Metodologi sains yang sekarang tidak akan diusik-usik, melainkan
disempurnakan: observasi, rasionalisasi / penafsiran dan pengujian
eksperimental. Ini disempurnakan dengan mencukupkan sumber informasi observasi
menjadi ayat kawniyah (alam semesta) dan ayat qawliyah (Al Quran). Dengan
mencukupkan pengujian eksperimental terhadap ayat kawniyah dan ditest teori
hasil rasionalisasi itu dengan merujukkannya pada ayat qawliyah. Dalam
pembangunan sains itu kajian dilanjutkan. Sesudah tahap pengujian eksperimental
dikajilah tujuan fenomena alam yang telah diungkapkan itu. Misalnya hasil kajian
tentang sifat-sifat istimwa air yang menyimpang itu. (Silakan baca ulang Seri
013: Air Zat yang Tidak Biasa). Sifat-sifat istimewa air itu menunjukkan tujuan
penciptaan air, yaitu supaya manusia dapat hidup di permukaan bumi ini. Juga
tujuan penciptaan sifat-sifat menyimpang dari air itu supaya binatang-binatang
air dapat hidup di bawah es pada musim dingin, bahwa pohon yang tinggipun dapat
hidup.

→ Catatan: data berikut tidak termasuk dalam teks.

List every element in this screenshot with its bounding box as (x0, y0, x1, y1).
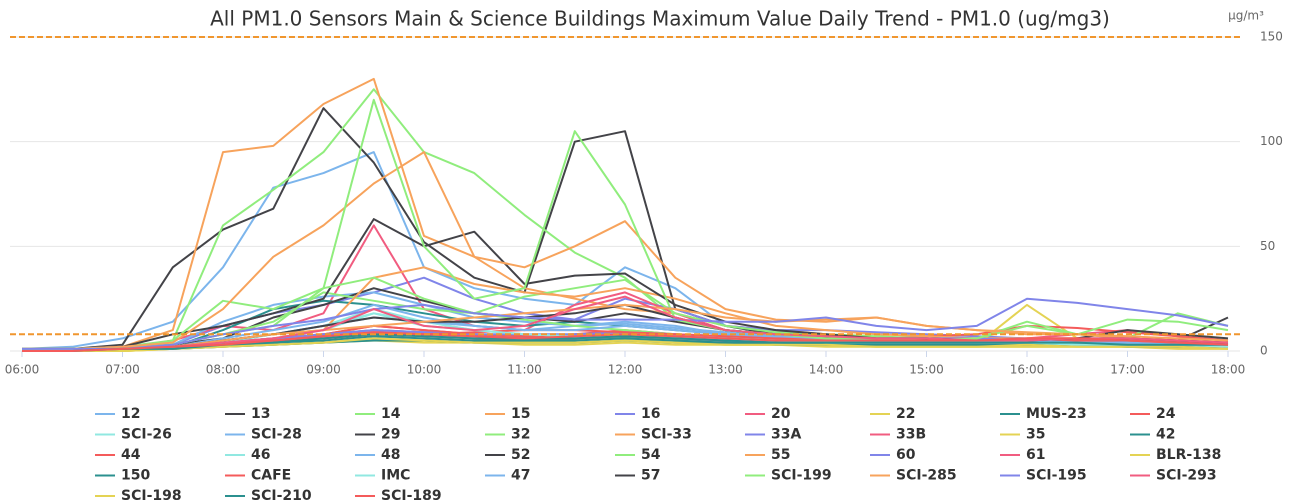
x-tick-label: 14:00 (809, 363, 844, 377)
legend-label: BLR-138 (1156, 447, 1221, 463)
x-tick-label: 17:00 (1110, 363, 1145, 377)
legend-label: 57 (641, 468, 660, 484)
x-tick-label: 07:00 (105, 363, 140, 377)
legend-label: 52 (511, 447, 530, 463)
legend-label: 54 (641, 447, 661, 463)
legend-label: 14 (381, 406, 401, 422)
x-tick-label: 08:00 (206, 363, 241, 377)
x-tick-label: 15:00 (909, 363, 944, 377)
legend-label: SCI-293 (1156, 468, 1217, 484)
legend-label: SCI-198 (121, 488, 182, 504)
legend-label: 16 (641, 406, 660, 422)
legend-label: 60 (896, 447, 916, 463)
series-line (22, 337, 1229, 352)
x-tick-label: 09:00 (306, 363, 341, 377)
series-line (22, 77, 1229, 350)
legend-label: 24 (1156, 406, 1176, 422)
legend-label: SCI-285 (896, 468, 957, 484)
y-unit: µg/m³ (1228, 9, 1264, 23)
legend-label: 15 (511, 406, 530, 422)
legend-label: SCI-210 (251, 488, 312, 504)
legend-label: SCI-33 (641, 427, 692, 443)
legend-label: SCI-199 (771, 468, 832, 484)
y-tick-label: 150 (1260, 30, 1283, 44)
legend-label: 13 (251, 406, 270, 422)
y-tick-label: 50 (1260, 239, 1275, 253)
x-tick-label: 13:00 (708, 363, 743, 377)
legend-label: SCI-28 (251, 427, 302, 443)
x-tick-label: 18:00 (1211, 363, 1246, 377)
legend-label: 33B (896, 427, 926, 443)
legend-label: 46 (251, 447, 270, 463)
legend-label: SCI-26 (121, 427, 172, 443)
x-tick-label: 06:00 (5, 363, 40, 377)
chart-title: All PM1.0 Sensors Main & Science Buildin… (210, 7, 1110, 31)
x-tick-label: 10:00 (407, 363, 442, 377)
y-tick-label: 100 (1260, 134, 1283, 148)
legend-label: IMC (381, 468, 410, 484)
legend-label: MUS-23 (1026, 406, 1087, 422)
legend-label: 20 (771, 406, 791, 422)
legend-label: 29 (381, 427, 400, 443)
legend-label: 47 (511, 468, 530, 484)
x-tick-label: 12:00 (608, 363, 643, 377)
legend-label: SCI-195 (1026, 468, 1087, 484)
legend-label: 150 (121, 468, 150, 484)
legend-label: 12 (121, 406, 140, 422)
legend-label: 33A (771, 427, 801, 443)
legend-label: CAFE (251, 468, 291, 484)
x-tick-label: 16:00 (1010, 363, 1045, 377)
legend-label: 48 (381, 447, 400, 463)
legend-label: 55 (771, 447, 790, 463)
legend-label: 35 (1026, 427, 1045, 443)
legend-label: 22 (896, 406, 915, 422)
legend-label: 32 (511, 427, 530, 443)
series-line (22, 295, 1229, 352)
legend-label: 61 (1026, 447, 1045, 463)
legend-label: SCI-189 (381, 488, 442, 504)
x-tick-label: 11:00 (507, 363, 542, 377)
y-tick-label: 0 (1260, 344, 1268, 358)
legend-label: 42 (1156, 427, 1175, 443)
series-line (22, 303, 1229, 352)
legend-label: 44 (121, 447, 141, 463)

Demikian pula lintasan bulan terhadap bumi, suatu elips yang mendekati
lingkaran. Dikombinasi dengan jarak bumi matahari dan jarak bumi bulan. Dengan
kombinasi itu, maka pada gerhana matahari penuh, bulan dapat menutup matahari
tepat-tepat penuhnya. Ini mempunyai tujuan, yaitu Allah memberi kesempatan
kepada manusia untuk dapat mengobservasi dan kemudian mempelajari bahagian luar
dari atmosfer matahari. Tanpa bulan tepat-tepat menutup matahari pada waktu
gerhana matahari penuh, manusia tidak mungkin dapat mengobservasi bahagian luar
matahari dengan baik.
Demikian pula entropi dalam hubungannya dengan Hukum Termodinamika Kedua,
dan masih banyak hasil kajian sains yang lain yang dapat dikaji untuk tujuan
penciptaan alam semesta oleh Allah SWT. Bahkan kajian tentang tujuan penciptaan
alam ini dapat berupa majoring dalam sains yang telah dibangun ini, yang dapat
pula melanjut pada spesialisasi.
Kesimpulannya, pengkajian sains yang Islami ditujukan pula terhadap
tujuan penciptaan setiap makhluq di alam semesta ini oleh Allah Yang Maha
Pencipta dan Maha Pengatur. Bahwa pengkajian tentang tujuan penciptaan itu
bukanlah monopoli golongan filosof dan "ulama".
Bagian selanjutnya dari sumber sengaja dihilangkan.